I heard the soft hiss of compressed air as the Mae West began to wrap her legs around me.

I put my head down on those big soft pillows she had and went to sleep.

5.

In Nevada, where I was born and raised, there is mostly sand and rocks and a few small mountains.

But there are no oceans.

There are streams and lakes, and swimming pools at every country club and hotel, but they're all filled with fresh, sweet water that bubbles in your mouth like wine, if you should happen to drink it instead of bathe in it.

I've been in a couple of oceans in my time.
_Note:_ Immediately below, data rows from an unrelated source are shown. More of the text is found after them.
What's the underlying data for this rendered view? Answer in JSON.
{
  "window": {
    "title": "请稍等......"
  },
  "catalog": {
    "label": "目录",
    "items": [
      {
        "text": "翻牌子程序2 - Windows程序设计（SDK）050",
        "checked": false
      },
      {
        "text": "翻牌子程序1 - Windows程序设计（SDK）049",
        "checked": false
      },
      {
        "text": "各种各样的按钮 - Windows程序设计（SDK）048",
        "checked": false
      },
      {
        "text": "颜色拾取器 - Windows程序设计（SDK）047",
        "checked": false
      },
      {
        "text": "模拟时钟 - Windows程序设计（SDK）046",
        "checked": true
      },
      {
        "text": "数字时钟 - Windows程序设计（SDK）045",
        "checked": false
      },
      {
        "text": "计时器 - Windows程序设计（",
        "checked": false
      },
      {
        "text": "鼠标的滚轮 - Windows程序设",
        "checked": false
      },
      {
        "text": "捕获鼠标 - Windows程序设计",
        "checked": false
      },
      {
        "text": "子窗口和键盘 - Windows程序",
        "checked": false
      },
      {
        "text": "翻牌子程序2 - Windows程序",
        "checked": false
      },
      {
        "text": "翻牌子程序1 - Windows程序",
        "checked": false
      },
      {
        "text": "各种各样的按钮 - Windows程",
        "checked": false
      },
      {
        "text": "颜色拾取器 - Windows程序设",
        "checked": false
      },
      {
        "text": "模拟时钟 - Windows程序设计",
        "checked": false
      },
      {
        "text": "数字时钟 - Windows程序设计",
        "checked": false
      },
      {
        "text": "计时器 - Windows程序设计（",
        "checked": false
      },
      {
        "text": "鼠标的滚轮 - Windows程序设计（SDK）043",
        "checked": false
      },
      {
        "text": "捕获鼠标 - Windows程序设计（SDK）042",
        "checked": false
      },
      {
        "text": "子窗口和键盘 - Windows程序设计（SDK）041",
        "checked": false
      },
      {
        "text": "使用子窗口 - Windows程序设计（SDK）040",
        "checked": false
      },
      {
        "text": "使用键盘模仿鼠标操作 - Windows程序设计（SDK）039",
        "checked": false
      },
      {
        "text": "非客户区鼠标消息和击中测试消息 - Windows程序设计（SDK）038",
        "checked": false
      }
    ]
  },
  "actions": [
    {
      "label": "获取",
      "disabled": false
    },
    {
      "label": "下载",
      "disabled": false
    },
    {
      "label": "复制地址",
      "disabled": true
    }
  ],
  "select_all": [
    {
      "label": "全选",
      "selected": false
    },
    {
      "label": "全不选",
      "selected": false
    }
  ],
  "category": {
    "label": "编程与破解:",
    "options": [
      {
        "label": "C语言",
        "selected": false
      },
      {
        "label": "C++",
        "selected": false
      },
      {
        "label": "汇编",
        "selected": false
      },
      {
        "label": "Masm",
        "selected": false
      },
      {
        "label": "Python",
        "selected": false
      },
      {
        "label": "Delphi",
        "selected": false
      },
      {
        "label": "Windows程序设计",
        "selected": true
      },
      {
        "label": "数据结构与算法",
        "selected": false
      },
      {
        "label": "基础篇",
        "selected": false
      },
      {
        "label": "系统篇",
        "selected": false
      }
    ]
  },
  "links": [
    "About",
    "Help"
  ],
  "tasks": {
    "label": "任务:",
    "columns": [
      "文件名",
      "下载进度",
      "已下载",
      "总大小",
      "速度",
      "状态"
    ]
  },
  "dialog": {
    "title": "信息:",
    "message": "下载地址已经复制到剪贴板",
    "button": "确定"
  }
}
In the Atlantic, off Miami Beach and Atlantic City, in the Pacific, off Malibu, and in the blue waters of the Mediterranean, off the Riviera.

I've even been in the warm waters of the Gulf Stream, off the white, sandy beach of Bermuda, chasing a naked girl whose only ambition was to do it like a fish. I never did get to find out the secret of how the porpoises made it, because somehow, in the salt water, everything eluded me.

I never did like salt water.

It clings too heavily to your skin, burns your nose, irritates your eyes.

And if you happen to get a mouthful, it tastes like yesterday's leftover mouthwash.

So what was I doing here?

Hot damn, little man, all the stars are out and laughing at you.

This'll teach you some respect for the oceans.

You don't like salt water, eh?

Well, how do you like a million, billion, trillion gallons of it? A gazillion gallons?

"Aah, the hell with you," I said and went back to sleep.

I came trotting around the corner of the bunkhouse as fast as my eight-year-old legs could carry me, dragging the heavy cartridge belt and holstered gun in the sand behind me. I heard my father's voice.

"Hey, boy!

What have you got there?"

I turned to face him, trying to hide the belt and gun behind me.

"Nothin'," I said, not looking up at him.

"Nothing?" my father repeated after me. "Then, let me see."

He reached around behind me and tugged the belt out of my grip.

As he raised it, the gun and a folded piece of paper fell from the holster.

He bent down and picked them up.

"Where'd you get this?"

"From the wall in the bunkhouse near Nevada's bed," I said. "I had to climb up."

My father put the gun back in the holster.

It was a black gun, a smooth, black gun with the initials M. S. on its black butt.

Even I was old enough to know that somebody had made a mistake on Nevada's initials.